1 & 1/2 cups unbleached all purpose flour
1 cup cornmeal
7/8 cup unbleached bread flour
1 & 3/4 teaspoons kosher salt
7/8 teaspoon baking soda
1 & 1/4 cups sugar
1 cup & 1 tablespoon unsalted butter, slightly softened
1 &1/2 teaspoons lime zest
2 large eggs
2 large egg yolks
1 &7/8 cups icing sugar
3 tablespoons lime juice strained
In a bowl whisk together the first five ingredients.
In another bowl using an electric mixer with a paddle attachment, cream the sugar, butter and lime zest on medium speed for two minutes, or until light and fluffy. Gradually add the eggs and egg yolks mixing until well combined.
With the mixer on low speed, add the dry ingredients in stages. Mix only until everything is well combined.
Using a large spoon or an ice cream scoop or your clean hands moistened with water, scoop out big balls of dough placing 6 balls on each parchment lined cookie sheet. Do not flatten the balls.
Bake the cookies for 18 minutes in a 350 degree oven, rotating the sheets halfway through the baking time.
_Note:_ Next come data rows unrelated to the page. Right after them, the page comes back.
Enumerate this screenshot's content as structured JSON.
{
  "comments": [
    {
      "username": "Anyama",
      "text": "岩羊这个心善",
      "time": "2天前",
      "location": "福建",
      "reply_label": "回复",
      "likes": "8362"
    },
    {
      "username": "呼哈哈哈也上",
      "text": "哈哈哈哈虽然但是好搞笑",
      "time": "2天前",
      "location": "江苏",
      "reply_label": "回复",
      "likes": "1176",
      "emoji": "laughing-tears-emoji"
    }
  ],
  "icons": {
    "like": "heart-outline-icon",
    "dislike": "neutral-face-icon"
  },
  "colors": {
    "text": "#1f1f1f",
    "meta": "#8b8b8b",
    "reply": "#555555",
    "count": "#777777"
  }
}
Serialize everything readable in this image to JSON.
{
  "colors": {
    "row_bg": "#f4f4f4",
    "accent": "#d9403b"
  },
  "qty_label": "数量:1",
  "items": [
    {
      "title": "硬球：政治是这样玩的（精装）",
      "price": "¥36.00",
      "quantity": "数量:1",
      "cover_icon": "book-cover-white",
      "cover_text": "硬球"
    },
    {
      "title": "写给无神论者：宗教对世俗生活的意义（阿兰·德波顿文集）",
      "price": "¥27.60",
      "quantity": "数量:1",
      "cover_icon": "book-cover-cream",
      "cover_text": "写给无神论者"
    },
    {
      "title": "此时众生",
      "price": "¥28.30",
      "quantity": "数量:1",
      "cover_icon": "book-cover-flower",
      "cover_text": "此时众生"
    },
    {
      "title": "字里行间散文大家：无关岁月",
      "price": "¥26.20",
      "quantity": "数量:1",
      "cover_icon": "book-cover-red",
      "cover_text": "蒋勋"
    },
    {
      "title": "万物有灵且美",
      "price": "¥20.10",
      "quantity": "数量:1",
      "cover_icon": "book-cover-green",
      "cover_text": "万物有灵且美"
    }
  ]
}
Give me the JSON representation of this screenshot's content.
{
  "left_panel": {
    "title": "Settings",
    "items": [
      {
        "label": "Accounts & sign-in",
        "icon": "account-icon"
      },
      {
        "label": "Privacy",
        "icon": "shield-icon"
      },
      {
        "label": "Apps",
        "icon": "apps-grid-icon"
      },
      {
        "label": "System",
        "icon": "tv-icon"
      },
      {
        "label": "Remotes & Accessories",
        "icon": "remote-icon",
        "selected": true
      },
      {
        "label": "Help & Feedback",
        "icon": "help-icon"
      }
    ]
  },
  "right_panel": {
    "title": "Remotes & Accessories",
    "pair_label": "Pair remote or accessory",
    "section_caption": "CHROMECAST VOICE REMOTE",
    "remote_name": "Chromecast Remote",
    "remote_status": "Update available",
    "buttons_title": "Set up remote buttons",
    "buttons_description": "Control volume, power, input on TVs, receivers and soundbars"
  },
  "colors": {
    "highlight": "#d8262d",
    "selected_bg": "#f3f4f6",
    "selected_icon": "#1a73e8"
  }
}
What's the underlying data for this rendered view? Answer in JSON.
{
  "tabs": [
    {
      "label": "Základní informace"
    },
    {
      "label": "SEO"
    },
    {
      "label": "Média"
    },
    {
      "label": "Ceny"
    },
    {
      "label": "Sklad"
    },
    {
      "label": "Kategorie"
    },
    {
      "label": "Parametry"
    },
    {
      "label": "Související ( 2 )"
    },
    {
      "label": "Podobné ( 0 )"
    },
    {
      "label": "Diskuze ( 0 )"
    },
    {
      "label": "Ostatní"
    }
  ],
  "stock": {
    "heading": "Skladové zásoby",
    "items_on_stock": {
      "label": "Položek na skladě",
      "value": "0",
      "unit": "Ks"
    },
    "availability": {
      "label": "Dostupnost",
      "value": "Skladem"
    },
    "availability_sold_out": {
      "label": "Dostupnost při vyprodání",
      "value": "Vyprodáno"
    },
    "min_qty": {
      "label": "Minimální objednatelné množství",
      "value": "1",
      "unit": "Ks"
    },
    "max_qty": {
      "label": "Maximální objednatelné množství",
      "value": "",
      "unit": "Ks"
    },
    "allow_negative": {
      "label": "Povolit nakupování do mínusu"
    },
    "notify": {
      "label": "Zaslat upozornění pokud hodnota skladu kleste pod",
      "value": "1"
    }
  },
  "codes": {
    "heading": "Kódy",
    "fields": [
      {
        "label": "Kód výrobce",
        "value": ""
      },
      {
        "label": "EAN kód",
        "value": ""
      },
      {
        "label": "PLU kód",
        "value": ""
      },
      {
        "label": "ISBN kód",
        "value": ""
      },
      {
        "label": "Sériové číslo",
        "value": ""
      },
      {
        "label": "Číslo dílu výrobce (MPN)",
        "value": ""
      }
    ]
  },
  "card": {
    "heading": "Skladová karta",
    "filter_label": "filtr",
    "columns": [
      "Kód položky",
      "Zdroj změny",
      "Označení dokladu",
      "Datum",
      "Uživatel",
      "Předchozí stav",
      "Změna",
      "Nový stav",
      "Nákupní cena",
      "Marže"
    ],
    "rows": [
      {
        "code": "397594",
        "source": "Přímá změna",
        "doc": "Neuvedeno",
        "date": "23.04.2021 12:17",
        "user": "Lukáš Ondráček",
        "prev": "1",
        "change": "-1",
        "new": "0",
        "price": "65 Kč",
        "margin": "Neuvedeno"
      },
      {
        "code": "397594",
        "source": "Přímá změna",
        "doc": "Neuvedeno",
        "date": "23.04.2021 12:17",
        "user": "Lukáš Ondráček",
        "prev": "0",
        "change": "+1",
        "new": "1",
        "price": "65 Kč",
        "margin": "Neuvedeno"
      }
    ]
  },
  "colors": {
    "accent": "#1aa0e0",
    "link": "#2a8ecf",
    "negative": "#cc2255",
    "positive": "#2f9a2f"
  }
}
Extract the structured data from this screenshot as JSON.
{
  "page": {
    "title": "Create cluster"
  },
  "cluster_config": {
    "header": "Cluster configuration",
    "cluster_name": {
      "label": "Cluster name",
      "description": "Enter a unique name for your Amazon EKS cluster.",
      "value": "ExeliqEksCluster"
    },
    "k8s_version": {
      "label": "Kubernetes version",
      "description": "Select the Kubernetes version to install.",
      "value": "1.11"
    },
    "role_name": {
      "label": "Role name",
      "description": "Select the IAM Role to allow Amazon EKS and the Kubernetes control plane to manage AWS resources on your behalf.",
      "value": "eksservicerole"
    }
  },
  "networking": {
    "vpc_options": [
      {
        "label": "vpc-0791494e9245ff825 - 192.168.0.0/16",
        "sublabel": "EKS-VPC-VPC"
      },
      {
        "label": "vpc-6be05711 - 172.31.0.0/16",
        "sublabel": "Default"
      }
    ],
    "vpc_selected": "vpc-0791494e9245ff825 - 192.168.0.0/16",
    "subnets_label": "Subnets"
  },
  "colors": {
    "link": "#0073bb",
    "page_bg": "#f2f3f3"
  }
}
The cookies should be lightly browned on the edges. Cool the cookies on the sheets for 5 minutes then move to a rack and cool completely before glazing.
Whisk together the icing sugar and lime juice to make a loose glaze. Using a spoon drizzle glaze on top of cookies. Let the glaze dry completely before storing the cookies in an airtight container.
I made two batches of these cookies, one with lime and one with lemon. As I said in my other post these are great without the glaze. I did not use an electric mixer to mix them and used whole wheat bread flour instead of unbleached.